Australia bans Huawei and ZTE from supplying technology for its 5G network
Australia has blocked Huawei and ZTE from providing equipment for its 5G network, which is set to launch commercially next year. In a tweet, Huawei stated that the Australian government told the company that both it and ZTE are banned from supplying 5G technology to the country, despite Huawei’s assurances that it does not pose a threat to national security.
We have been informed by the Govt that Huawei & ZTE have been banned from providing 5G technology to Australia. This is a extremely disappointing result for consumers. Huawei is a world leader in 5G. Has safely & securely delivered wireless technology in Aust for close to 15 yrs
— Huawei Australia (@HuaweiOZ) August 22, 2018
Earlier today, the Australian government issued new security guidelines for 5G carriers. Although it did not mention Huawei, ZTE or China specifically, it did strongly hint at them by stating “the Government considers that the involvement of vendors who are likely to be subject to extrajudicial directions from foreign government that conflict with Australian law, may risk failure by the carrier to adequately protect a 5G network from unauthorized access or interference.”
Concerns that Huawei, ZTE and other Chinese tech companies will be forced to comply with a new law, passed last year, that obligates all Chinese organizations and citizens to provide information to national intelligence agencies when asked have made several countries wary of using their technology. Earlier this month, the United States banned the use of most Huawei and ZTE technology by government agencies and contractors, six years after a Congressional report first cited the two companies as security threats.
In its new security guidelines, the Australian government stated that differences in the way 5G operates compared to previous network generations introduces new risks to national security. In particular, it noted the diminishing distinctions between the core network, where more sensitive functions like access control and data routing occur, and the edge, or radios that connect customer equipment, like laptops and mobile phones, to the core.

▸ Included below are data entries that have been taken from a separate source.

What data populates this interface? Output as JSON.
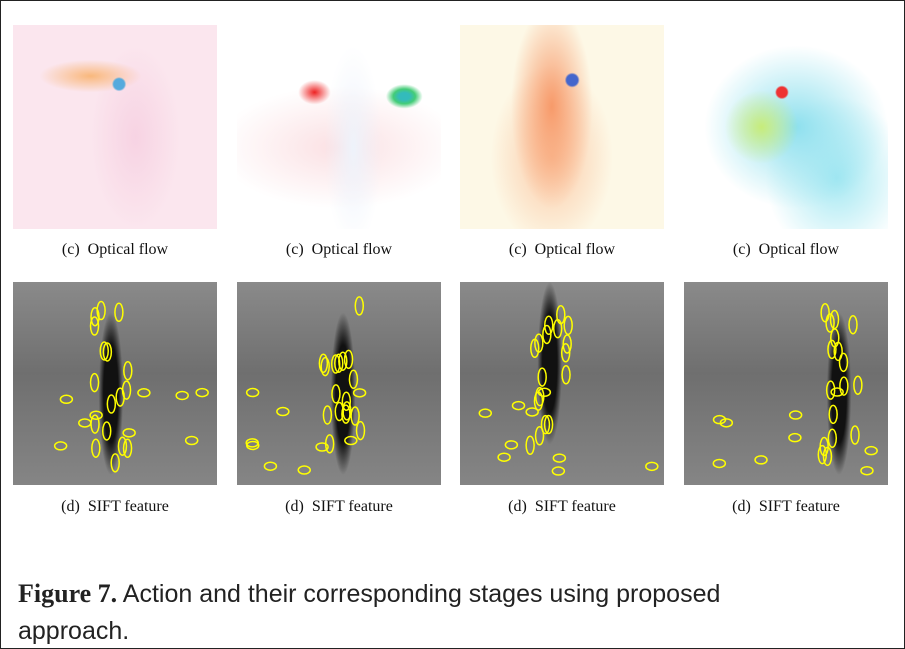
{
  "optical_flow_captions": [
    "(c)  Optical flow",
    "(c)  Optical flow",
    "(c)  Optical flow",
    "(c)  Optical flow"
  ],
  "sift_captions": [
    "(d)  SIFT feature",
    "(d)  SIFT feature",
    "(d)  SIFT feature",
    "(d)  SIFT feature"
  ],
  "figure_caption": {
    "label": "Figure 7.",
    "text": "Action and their corresponding stages using proposed approach."
  }
}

“This new architecture provides a way to circumvent traditional security controls by exploiting equipment in the edge of the network – exploitation which may affect overall network integrity and availability, as well as the confidentiality of customer data. A long history of cyber incidents shows cyber actors target Australia and Australians,” the guidelines stated. “Government has found no combination of technical security controls that sufficiently mitigate the risks.”
Last year, Australia introduced the Telecommunications Sector Security Reforms (TSSR), which takes effect next month and directs carriers and telecommunication service providers to protect their networks and infrastructure from national security threats and also notify the government of any proposed changes that may compromise the security of their network. It also gives the government the power to “intervene and issue directions in cases where there are significant national security concerns that cannot be addressed through other means.”
Huawei’s Australian chairman John Lord said in June that the company had received legal advice that its Australian operations are not bound to Chinese laws and he would refuse to hand over any data to the Chinese government in breach of Australian law. Lord also argued that banning Huawei could hurt local businesses and customers by raising prices and limiting access to technology.
TechCrunch has contacted ZTE and Huawei for comment.